Pincus’ suit says because of the amount of ice Starbucks uses in its iced beverages, customers often end up with half of the amount of drink that is listed on Starbucks’ menus in fluid ounces. The suit alleges that Starbucks is purposefully tricking customers into paying for more product than what they are provided with.
“The word ‘beverage’ is defined as ‘a drinkable liquid.’ Ice is not a ‘beverage’ by definition. Accordingly, Starbucks actually gives the customer much less beverage in the cold drinks they order and pay for,” the lawsuit says.
This has all the indicators of a lawsuit intended to do nothing more than get money out of a multibillion-dollar corporation, either through a jury’s verdict or an out-of-court settlement.
Setting aside our cynical interpretation of the actions of Pincus and her legal representatives, Hart McLaughlin & Eldridge LLC of Chicago, let’s presume for a moment that Pincus’ outrage is legitimate.
Did she not, even for a moment, consider returning the iced coffee drink and requesting one with less ice in its place?
If she didn’t, was this her first-ever visit to Starbucks?
Because if you’ve ever stood in line behind someone ordering, as an anonymous barista quoted by MatadorNetwork.com put it, a “triple grande half-caf two-pump vanilla two-pump hazelnut half-soy half-nonfat 1.5 Splenda latte,” you know full well that Starbucks, and the other chain restaurants with $4 coffee drinks on the menu, will make every drink to every customer’s exacting specifications.
Starbucks spokeswoman Jaime Riley told NBC News that Pincus’ claims are “without merit.”
“Our customers understand and expect that ice is an essential component of any ‘iced’ beverage,” Riley said. “If a customer is not satisfied with their beverage preparation, we will gladly remake it.”
Starbucks isn’t unique in the business world.
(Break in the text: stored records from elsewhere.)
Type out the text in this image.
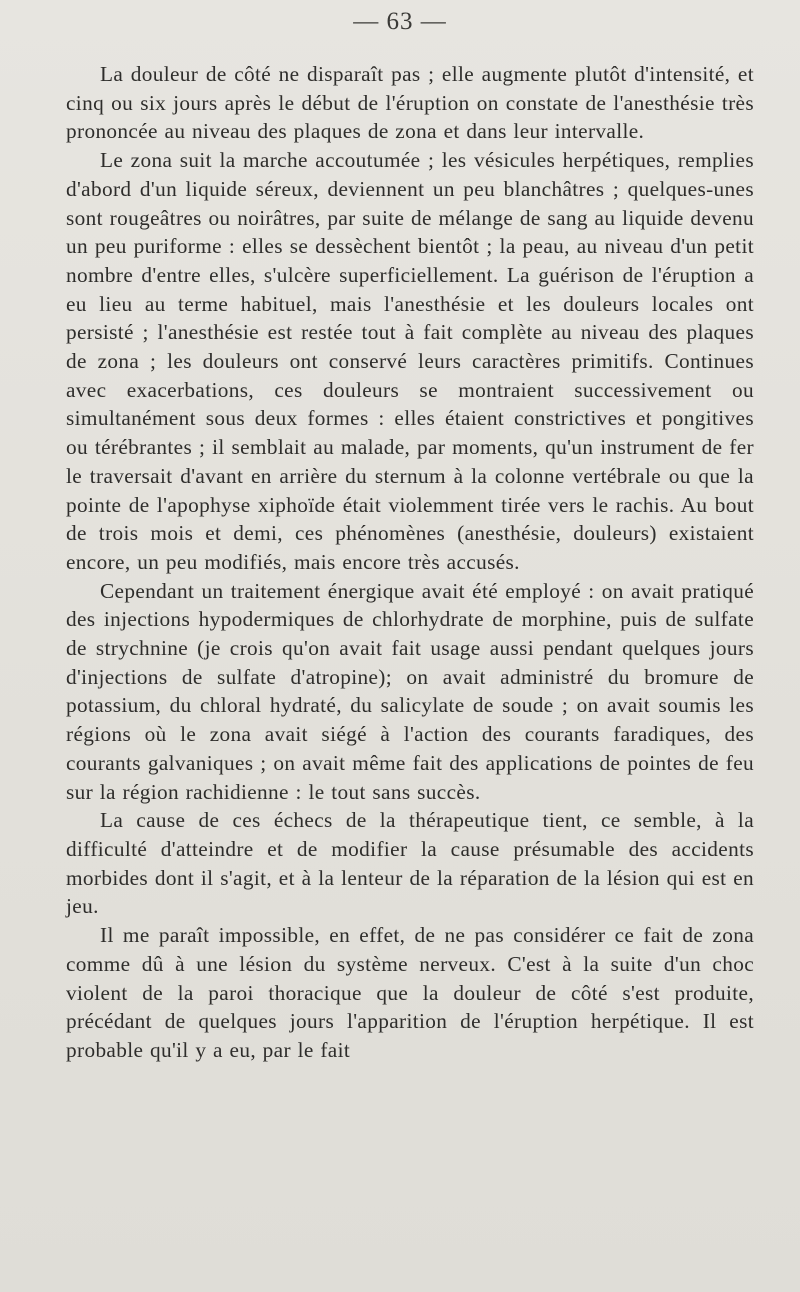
— 63 —

La douleur de côté ne disparaît pas ; elle augmente plutôt d'intensité, et cinq ou six jours après le début de l'éruption on constate de l'anesthésie très prononcée au niveau des plaques de zona et dans leur intervalle.

Le zona suit la marche accoutumée ; les vésicules herpétiques, remplies d'abord d'un liquide séreux, deviennent un peu blanchâtres ; quelques-unes sont rougeâtres ou noirâtres, par suite de mélange de sang au liquide devenu un peu puriforme : elles se dessèchent bientôt ; la peau, au niveau d'un petit nombre d'entre elles, s'ulcère superficiellement. La guérison de l'éruption a eu lieu au terme habituel, mais l'anesthésie et les douleurs locales ont persisté ; l'anesthésie est restée tout à fait complète au niveau des plaques de zona ; les douleurs ont conservé leurs caractères primitifs. Continues avec exacerbations, ces douleurs se montraient successivement ou simultanément sous deux formes : elles étaient constrictives et pongitives ou térébrantes ; il semblait au malade, par moments, qu'un instrument de fer le traversait d'avant en arrière du sternum à la colonne vertébrale ou que la pointe de l'apophyse xiphoïde était violemment tirée vers le rachis. Au bout de trois mois et demi, ces phénomènes (anesthésie, douleurs) existaient encore, un peu modifiés, mais encore très accusés.

Cependant un traitement énergique avait été employé : on avait pratiqué des injections hypodermiques de chlorhydrate de morphine, puis de sulfate de strychnine (je crois qu'on avait fait usage aussi pendant quelques jours d'injections de sulfate d'atropine); on avait administré du bromure de potassium, du chloral hydraté, du salicylate de soude ; on avait soumis les régions où le zona avait siégé à l'action des courants faradiques, des courants galvaniques ; on avait même fait des applications de pointes de feu sur la région rachidienne : le tout sans succès.

La cause de ces échecs de la thérapeutique tient, ce semble, à la difficulté d'atteindre et de modifier la cause présumable des accidents morbides dont il s'agit, et à la lenteur de la réparation de la lésion qui est en jeu.

Il me paraît impossible, en effet, de ne pas considérer ce fait de zona comme dû à une lésion du système nerveux. C'est à la suite d'un choc violent de la paroi thoracique que la douleur de côté s'est produite, précédant de quelques jours l'apparition de l'éruption herpétique. Il est probable qu'il y a eu, par le fait
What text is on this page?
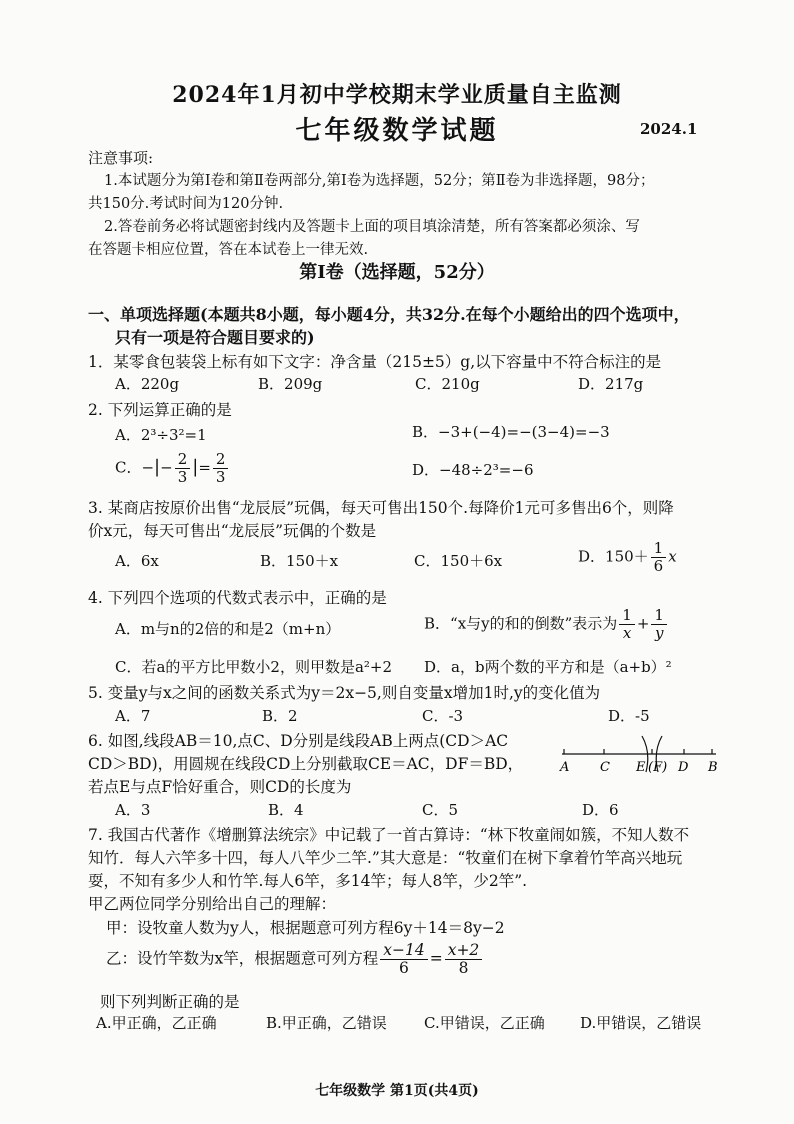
2024年1月初中学校期末学业质量自主监测
七年级数学试题	2024.1
注意事项:
1.本试题分为第Ⅰ卷和第Ⅱ卷两部分,第Ⅰ卷为选择题，52分；第Ⅱ卷为非选择题，98分；
共150分.考试时间为120分钟.
2.答卷前务必将试题密封线内及答题卡上面的项目填涂清楚，所有答案都必须涂、写
在答题卡相应位置，答在本试卷上一律无效.
第Ⅰ卷（选择题，52分）
一、单项选择题(本题共8小题，每小题4分，共32分.在每个小题给出的四个选项中，
只有一项是符合题目要求的)
1．某零食包装袋上标有如下文字：净含量（215±5）g,以下容量中不符合标注的是
A．220g	B．209g	C．210g	D．217g
2. 下列运算正确的是
A．2³÷3²=1	B．−3+(−4)=−(3−4)=−3
C．−|− $\frac{2}{3}$ |= $\frac{2}{3}$	D．−48÷2³=−6
3. 某商店按原价出售“龙辰辰”玩偶，每天可售出150个.每降价1元可多售出6个，则降
价x元，每天可售出“龙辰辰”玩偶的个数是
A．6x	B．150＋x	C．150＋6x	D．$150+ \frac{1}{6}$ x
4. 下列四个选项的代数式表示中，正确的是
A．m与n的2倍的和是2（m+n）	B．“x与y的和的倒数”表示为 $\frac{1}{x} + \frac{1}{y}$
C．若a的平方比甲数小2，则甲数是a²+2 D．a，b两个数的平方和是（a+b）²
5. 变量y与x之间的函数关系式为y＝2x−5,则自变量x增加1时,y的变化值为
A．7	B．2	C．-3	D．-5
6. 如图,线段AB＝10,点C、D分别是线段AB上两点(CD＞AC
CD＞BD)，用圆规在线段CD上分别截取CE＝AC，DF＝BD，
若点E与点F恰好重合，则CD的长度为
A C E (F) D B
A．3	B．4	C．5	D．6
7. 我国古代著作《增删算法统宗》中记载了一首古算诗：“林下牧童闹如簇，不知人数不
知竹．每人六竿多十四，每人八竿少二竿.”其大意是：“牧童们在树下拿着竹竿高兴地玩
耍，不知有多少人和竹竿.每人6竿，多14竿；每人8竿，少2竿”.
甲乙两位同学分别给出自己的理解：
甲：设牧童人数为y人，根据题意可列方程6y＋14＝8y−2
乙：设竹竿数为x竿，根据题意可列方程 $\frac{x-14}{6} = \frac{x+2}{8}$
则下列判断正确的是
A.甲正确，乙正确	B.甲正确，乙错误 C.甲错误，乙正确 D.甲错误，乙错误
七年级数学 第1页(共4页)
If you are dissatisfied with your purchase, the overwhelming majority of businesses, large or small, will replace the item with something more to your liking, or otherwise work with you to achieve customer satisfaction. Which is why we strongly suspect Pincus isn’t quite as outraged about the ice in her drink as her lawsuit would suggest.
If this is found to be a frivolous lawsuit, as we suspect, Pincus should be ordered to pay all legal costs.
The decision to sue a business should be a last resort, to be set aside in favor of first seeking satisfaction as a customer.
Let’s try harder to be business owners and customers, not defendants and plaintiffs.